Two independently measured corpora put 327,569 words of paperwork on this property across 1,156 days INTERNAL.C54.31 INTERNAL.C54.Phase1Mailed INTERNAL.C54.ForensicOCR; a page-by-page authorship pass finds 1,521 of them written by the inspector INTERNAL.C54.30 INTERNAL.C54.31 — almost none new across the last five months and almost none predating the day he was compelled onto the property M035; and an identity-swap test shows the surviving residue is overwhelmingly the invoice, penalty, hearing, and lien machinery of any code-enforcement file, not specific findings about 4880 T Street INTERNAL.C54.IdentitySwap. The volume is real and the substance is the process. Over 1,156 days the City produced 327,569 words against this one property, and the assigned inspector personally authored 0.46% of them.
This card is the quantitative denominator for the deck. Every card that describes inspector absence, generic code citations, or templated penalty orders is corroborated by the raw measurement here. It is also the card most vulnerable to a denominator-methodology challenge — which is why the two excluded entries and the OCR-over-Print-to-PDF derivation chain are documented explicitly.
Anticipated City defense: Word count is not a legal standard; a high ratio of automated to hand-written text is normal and expected for a multi-year administrative enforcement file, where form letters, fee cycles, and activity logs are generated by case-management software by design; and the inspector's findings live in the structured activity log and code citations, not in free-form narrative.

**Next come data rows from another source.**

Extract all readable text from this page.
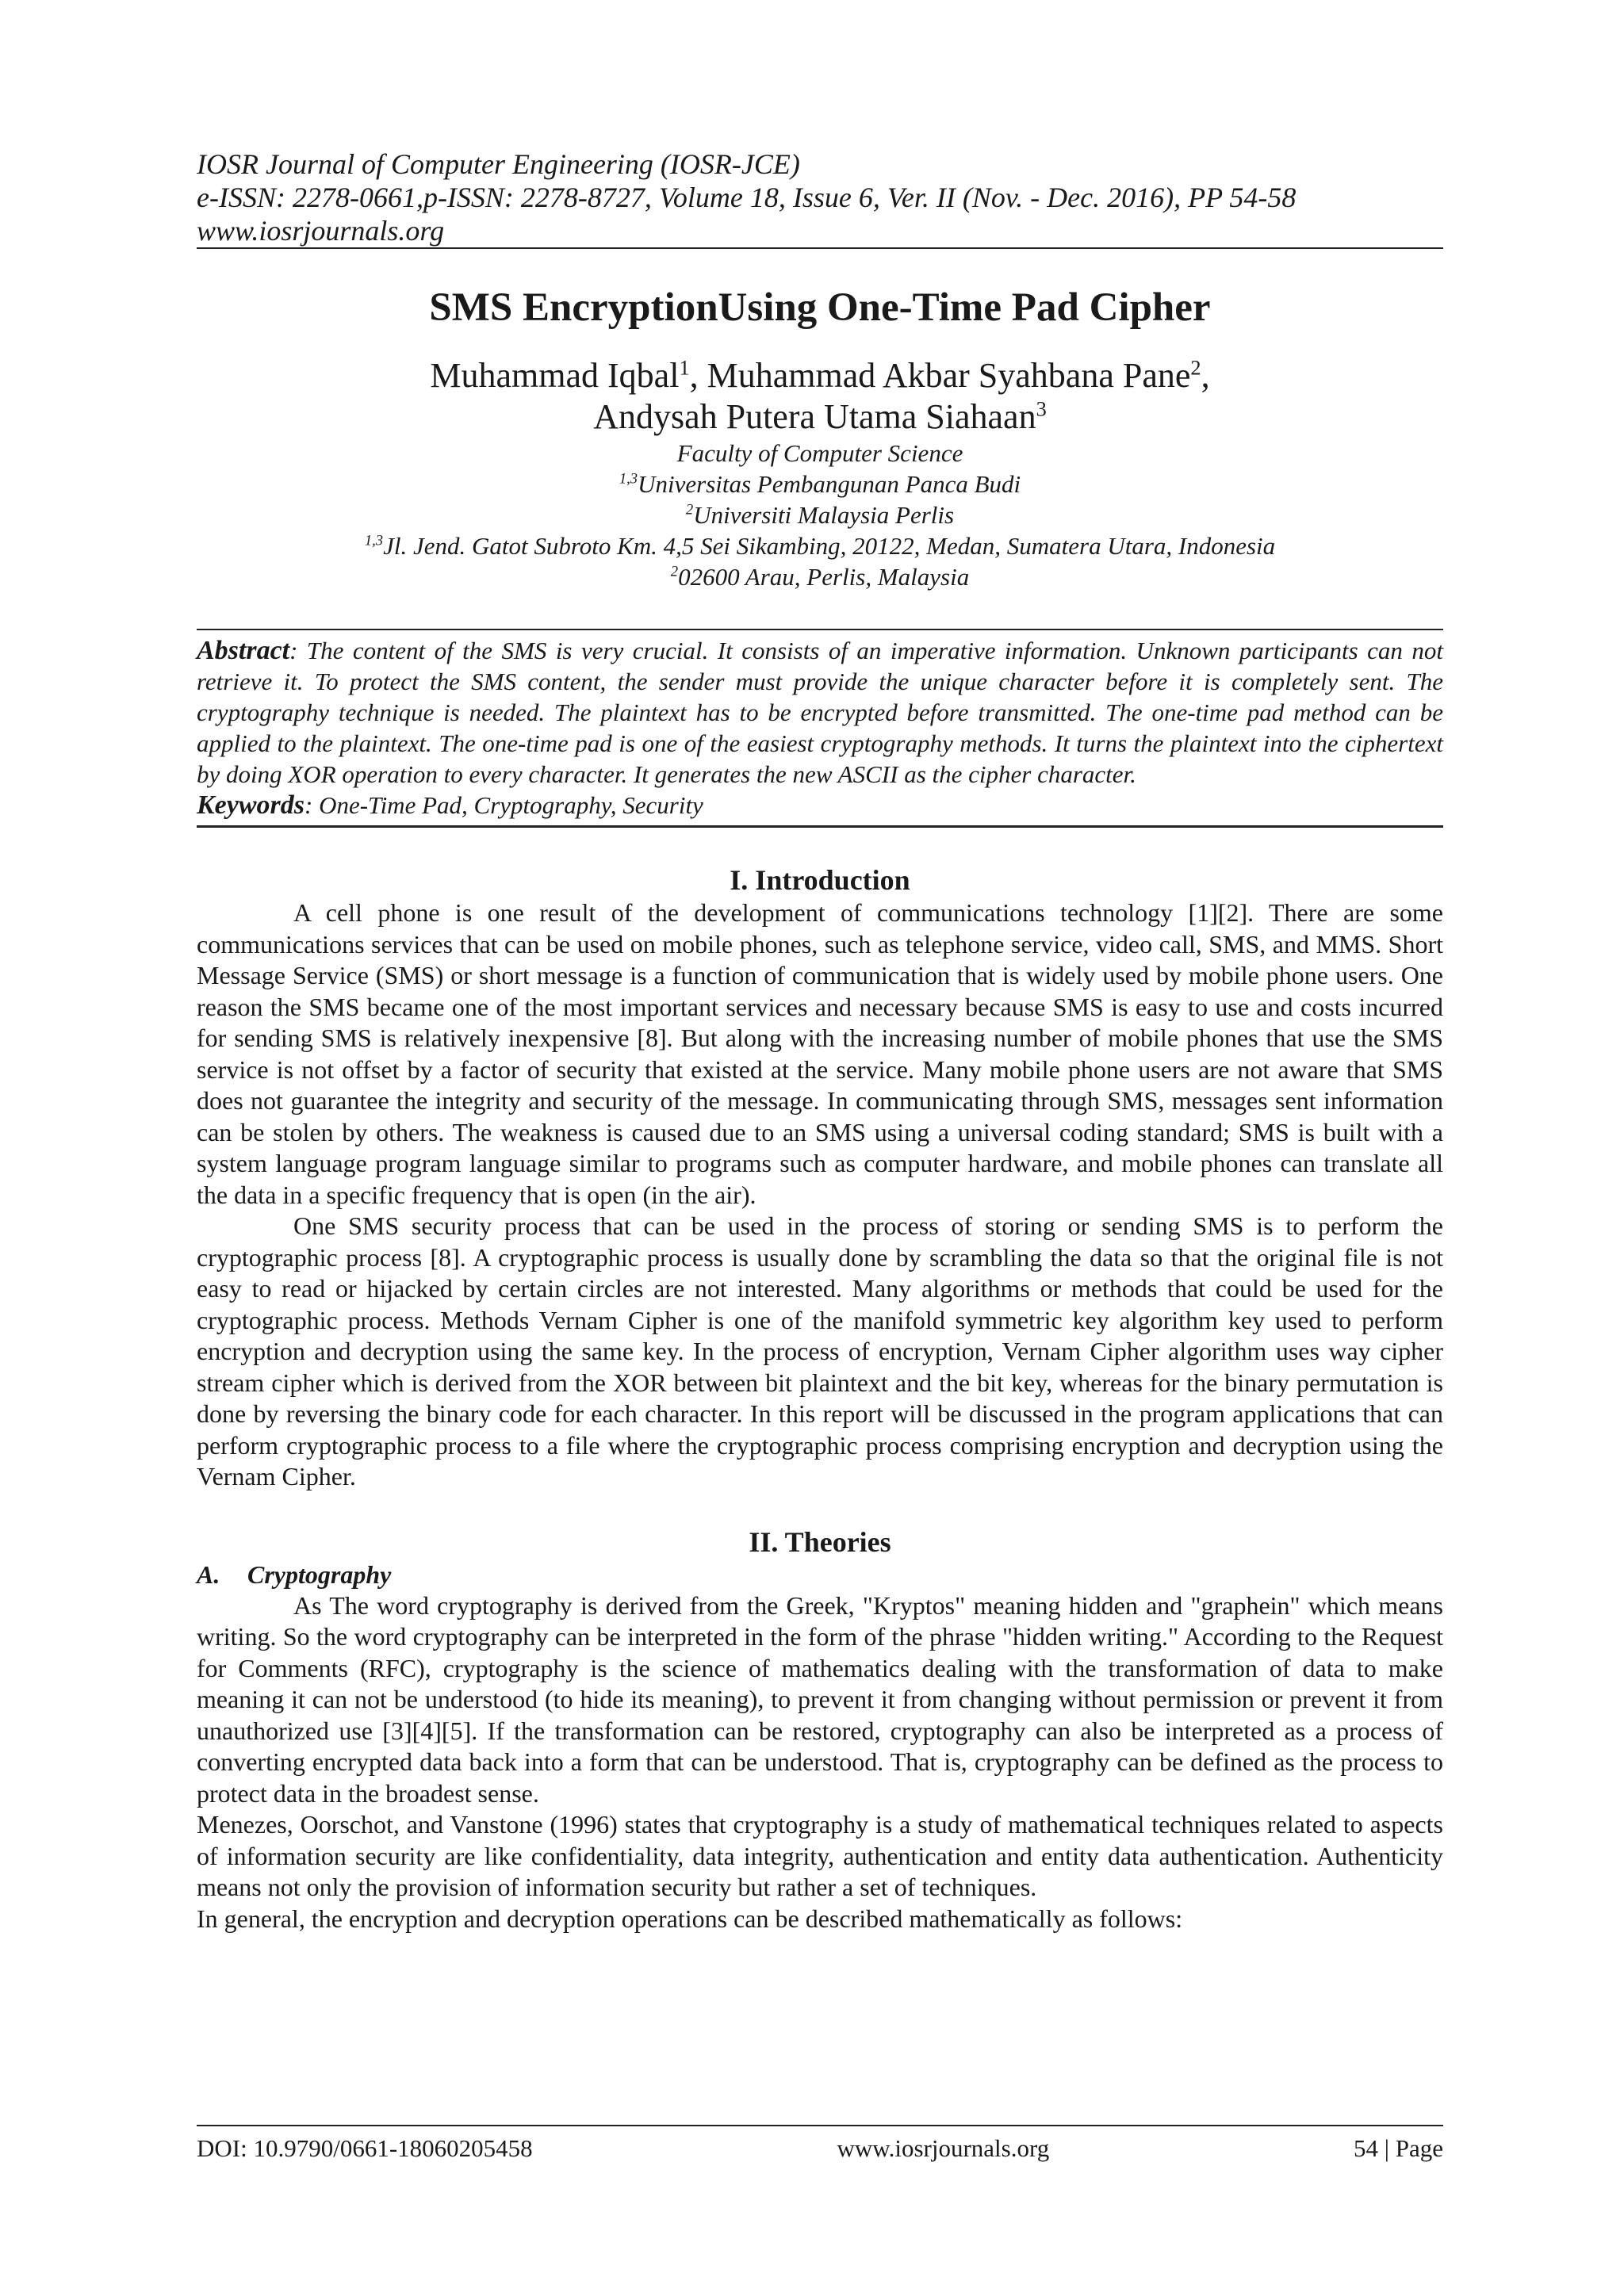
IOSR Journal of Computer Engineering (IOSR-JCE)
e-ISSN: 2278-0661,p-ISSN: 2278-8727, Volume 18, Issue 6, Ver. II (Nov. - Dec. 2016), PP 54-58
www.iosrjournals.org
SMS EncryptionUsing One-Time Pad Cipher
Muhammad Iqbal$^1$, Muhammad Akbar Syahbana Pane$^2$,
Andysah Putera Utama Siahaan$^3$
Faculty of Computer Science
$^{1,3}$Universitas Pembangunan Panca Budi
$^2$Universiti Malaysia Perlis
$^{1,3}$Jl. Jend. Gatot Subroto Km. 4,5 Sei Sikambing, 20122, Medan, Sumatera Utara, Indonesia
$^2$02600 Arau, Perlis, Malaysia
Abstract: The content of the SMS is very crucial. It consists of an imperative information. Unknown participants can not retrieve it. To protect the SMS content, the sender must provide the unique character before it is completely sent. The cryptography technique is needed. The plaintext has to be encrypted before transmitted. The one-time pad method can be applied to the plaintext. The one-time pad is one of the easiest cryptography methods. It turns the plaintext into the ciphertext by doing XOR operation to every character. It generates the new ASCII as the cipher character.
Keywords: One-Time Pad, Cryptography, Security
I. Introduction

A cell phone is one result of the development of communications technology [1][2]. There are some communications services that can be used on mobile phones, such as telephone service, video call, SMS, and MMS. Short Message Service (SMS) or short message is a function of communication that is widely used by mobile phone users. One reason the SMS became one of the most important services and necessary because SMS is easy to use and costs incurred for sending SMS is relatively inexpensive [8]. But along with the increasing number of mobile phones that use the SMS service is not offset by a factor of security that existed at the service. Many mobile phone users are not aware that SMS does not guarantee the integrity and security of the message. In communicating through SMS, messages sent information can be stolen by others. The weakness is caused due to an SMS using a universal coding standard; SMS is built with a system language program language similar to programs such as computer hardware, and mobile phones can translate all the data in a specific frequency that is open (in the air).

One SMS security process that can be used in the process of storing or sending SMS is to perform the cryptographic process [8]. A cryptographic process is usually done by scrambling the data so that the original file is not easy to read or hijacked by certain circles are not interested. Many algorithms or methods that could be used for the cryptographic process. Methods Vernam Cipher is one of the manifold symmetric key algorithm key used to perform encryption and decryption using the same key. In the process of encryption, Vernam Cipher algorithm uses way cipher stream cipher which is derived from the XOR between bit plaintext and the bit key, whereas for the binary permutation is done by reversing the binary code for each character. In this report will be discussed in the program applications that can perform cryptographic process to a file where the cryptographic process comprising encryption and decryption using the Vernam Cipher.

II. Theories
A. Cryptography

As The word cryptography is derived from the Greek, "Kryptos" meaning hidden and "graphein" which means writing. So the word cryptography can be interpreted in the form of the phrase "hidden writing." According to the Request for Comments (RFC), cryptography is the science of mathematics dealing with the transformation of data to make meaning it can not be understood (to hide its meaning), to prevent it from changing without permission or prevent it from unauthorized use [3][4][5]. If the transformation can be restored, cryptography can also be interpreted as a process of converting encrypted data back into a form that can be understood. That is, cryptography can be defined as the process to protect data in the broadest sense.

Menezes, Oorschot, and Vanstone (1996) states that cryptography is a study of mathematical techniques related to aspects of information security are like confidentiality, data integrity, authentication and entity data authentication. Authenticity means not only the provision of information security but rather a set of techniques.

In general, the encryption and decryption operations can be described mathematically as follows:

DOI: 10.9790/0661-18060205458	www.iosrjournals.org	54 | Page
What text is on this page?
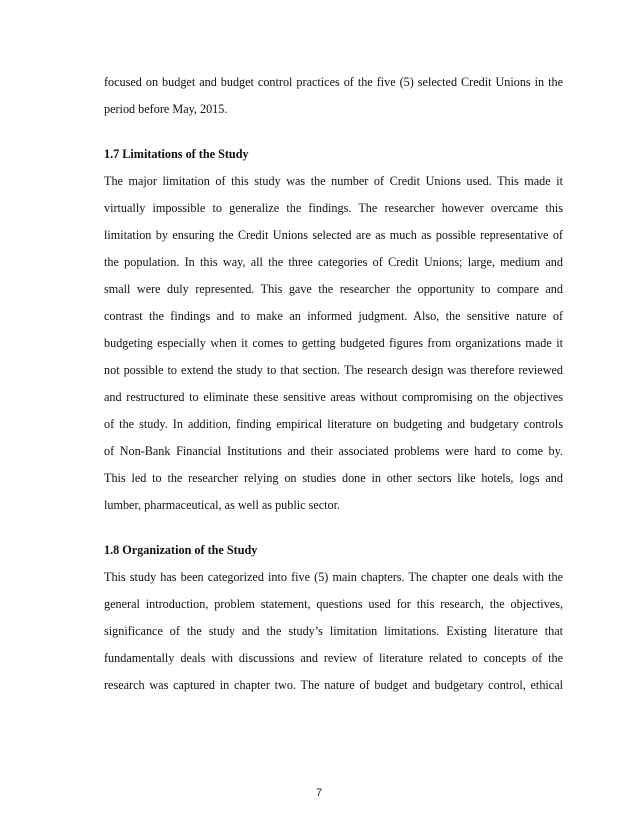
focused on budget and budget control practices of the five (5) selected Credit Unions in the

period before May, 2015.

1.7 Limitations of the Study

The major limitation of this study was the number of Credit Unions used. This made it

virtually impossible to generalize the findings. The researcher however overcame this

limitation by ensuring the Credit Unions selected are as much as possible representative of

the population. In this way, all the three categories of Credit Unions; large, medium and

small were duly represented. This gave the researcher the opportunity to compare and

contrast the findings and to make an informed judgment. Also, the sensitive nature of

budgeting especially when it comes to getting budgeted figures from organizations made it

not possible to extend the study to that section. The research design was therefore reviewed

and restructured to eliminate these sensitive areas without compromising on the objectives

of the study. In addition, finding empirical literature on budgeting and budgetary controls

of Non-Bank Financial Institutions and their associated problems were hard to come by.

This led to the researcher relying on studies done in other sectors like hotels, logs and

lumber, pharmaceutical, as well as public sector.

1.8 Organization of the Study

This study has been categorized into five (5) main chapters. The chapter one deals with the

general introduction, problem statement, questions used for this research, the objectives,

significance of the study and the study’s limitation limitations. Existing literature that

fundamentally deals with discussions and review of literature related to concepts of the

research was captured in chapter two. The nature of budget and budgetary control, ethical

7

Answer: The card does not argue that automation is improper — it measures what the automation is standing in for. The structured activity log is exactly what the identity-swap test isolated: date-stamped events and generic SCC code-cites that survive identity redaction and describe what a code-enforcement case is, not what was found at this property INTERNAL.C54.IdentitySwap. Across 1,190 pages there is no inspector field note, photograph caption, or written finding keyed to a specific location and condition — and the one entry that finally describes conditions is dated the day of the compelled inspection, 28 months in M035 INTERNAL.C54.30. A multi-year file is expected to contain templates; it is also expected to contain findings. This one is 0.46% authored, and the authored part begins where the access begins.